The implementation of the ICH Q3D guideline went into full effect in the United States and Europe in 2018 for all products. The Q3D guideline has been applied to new drug applications in the United States and Europe since June 1, 2016. This workshop will provide an overview of the compliance experience since the 2017 PQRI Workshop and will review ongoing work throughout industry to resolve challenges involved in global implementation of the Elemental Impurities (EI) guidelines and standards. Specific topics will include the following:
- Current State of Implementation of ICH Q3D Globally (Regulatory and Industry Experience)
- Pharmacopeia Approaches to Element Specific Requirements in Monographs (including Industry perspective and consequences)

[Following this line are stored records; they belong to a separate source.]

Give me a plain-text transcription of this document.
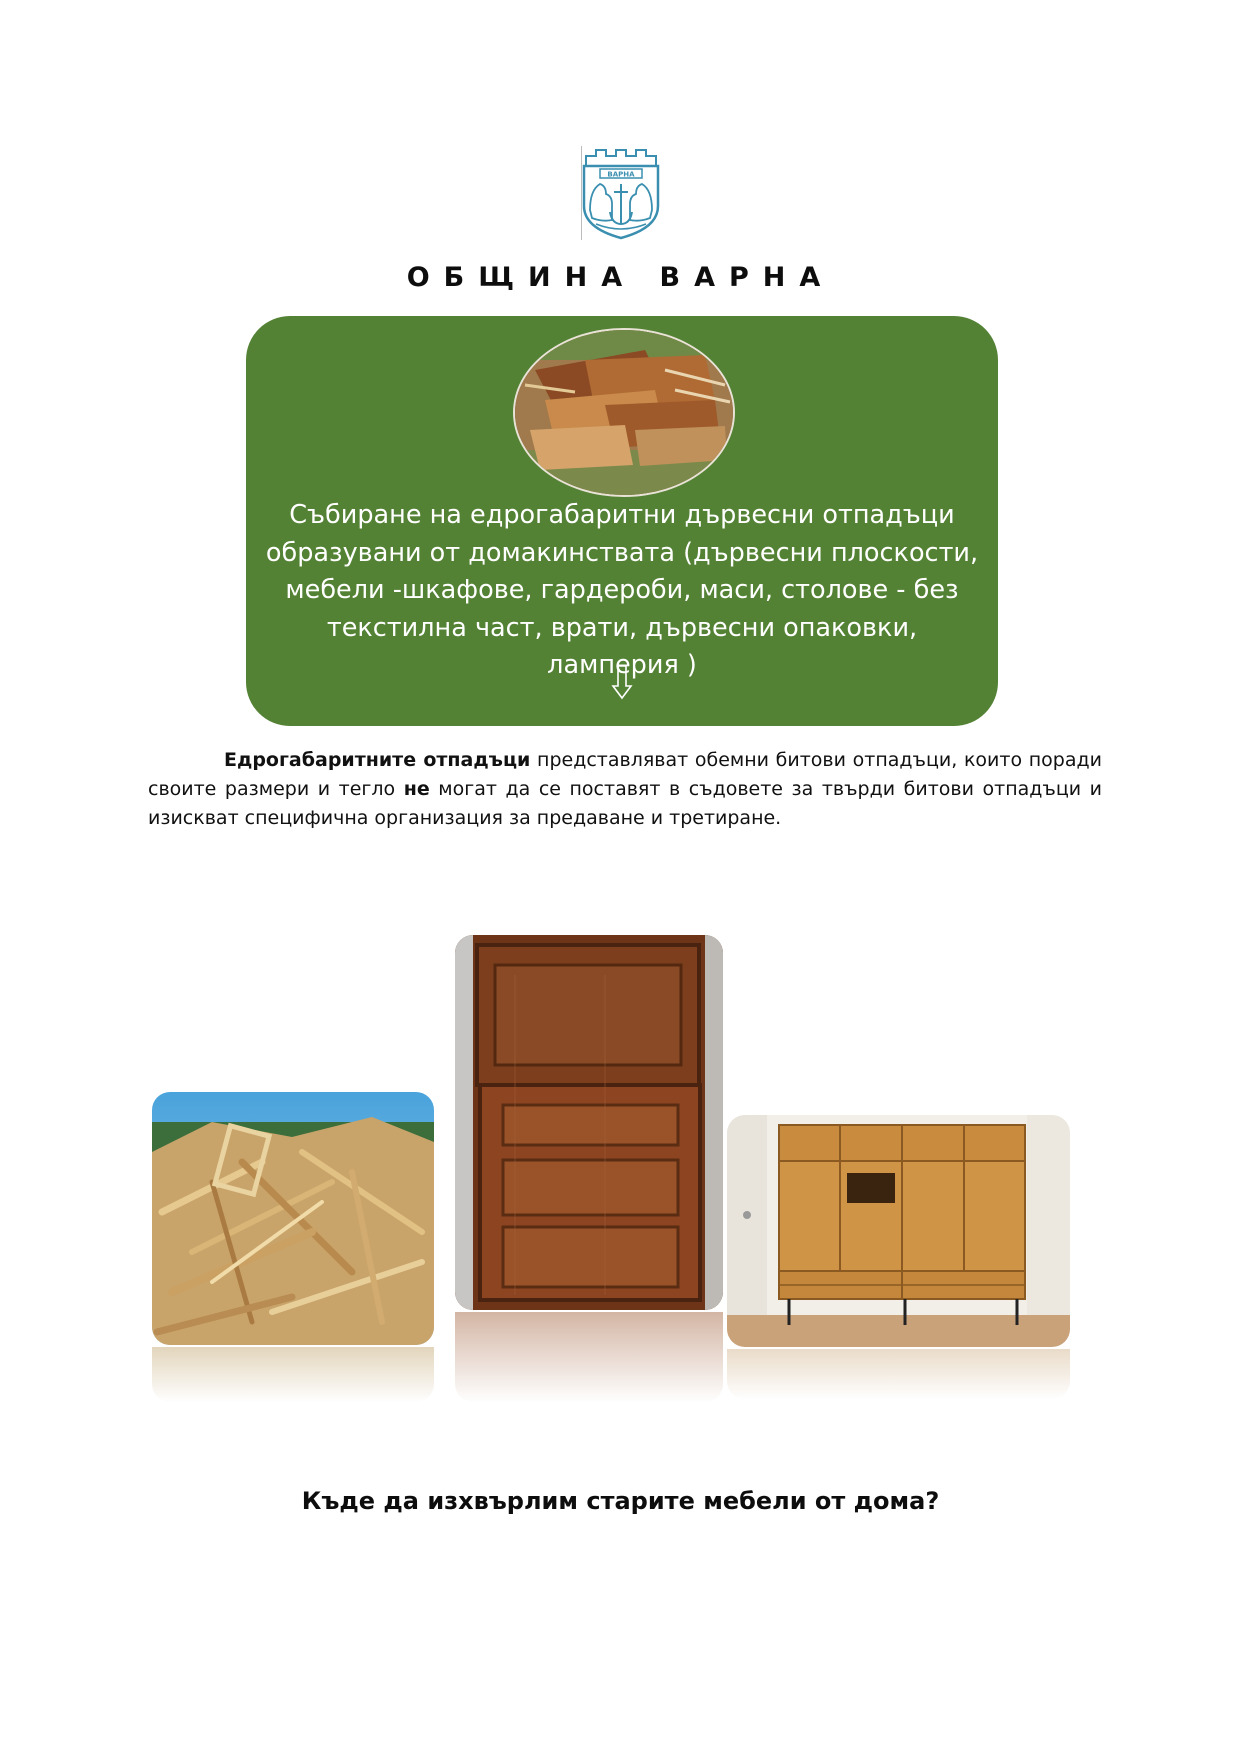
ВАРНА
ОБЩИНА ВАРНА
Събиране на едрогабаритни дървесни отпадъци образувани от домакинствата (дървесни плоскости, мебели -шкафове, гардероби, маси, столове - без текстилна част, врати, дървесни опаковки, ламперия )
Едрогабаритните отпадъци представляват обемни битови отпадъци, които поради своите размери и тегло не могат да се поставят в съдовете за твърди битови отпадъци и изискват специфична организация за предаване и третиране.
Къде да изхвърлим старите мебели от дома?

- Ongoing ICH Q3D Activities
- Lhasa Database Update
- PQRI Phase 2 Collaborative Study - Results and Recommendations
- Implications on Risk Assessments
- Breakout Sessions to Address the Above Topics
This workshop will include global experts from ICH Q3D IWG, industry, regulatory authorities, pharmacopeias, and academia who are intimately involved in this area.
Registration will open in August via PQRI.
Pre-Workshop Survey to launch with registration in August.
FREE Workshop Preview Webinar to be held on September 21, 2020. [Registration to open soon.]
Questions? Contact the PQRI Secretariat at: PQRISecretariat@pqri.org.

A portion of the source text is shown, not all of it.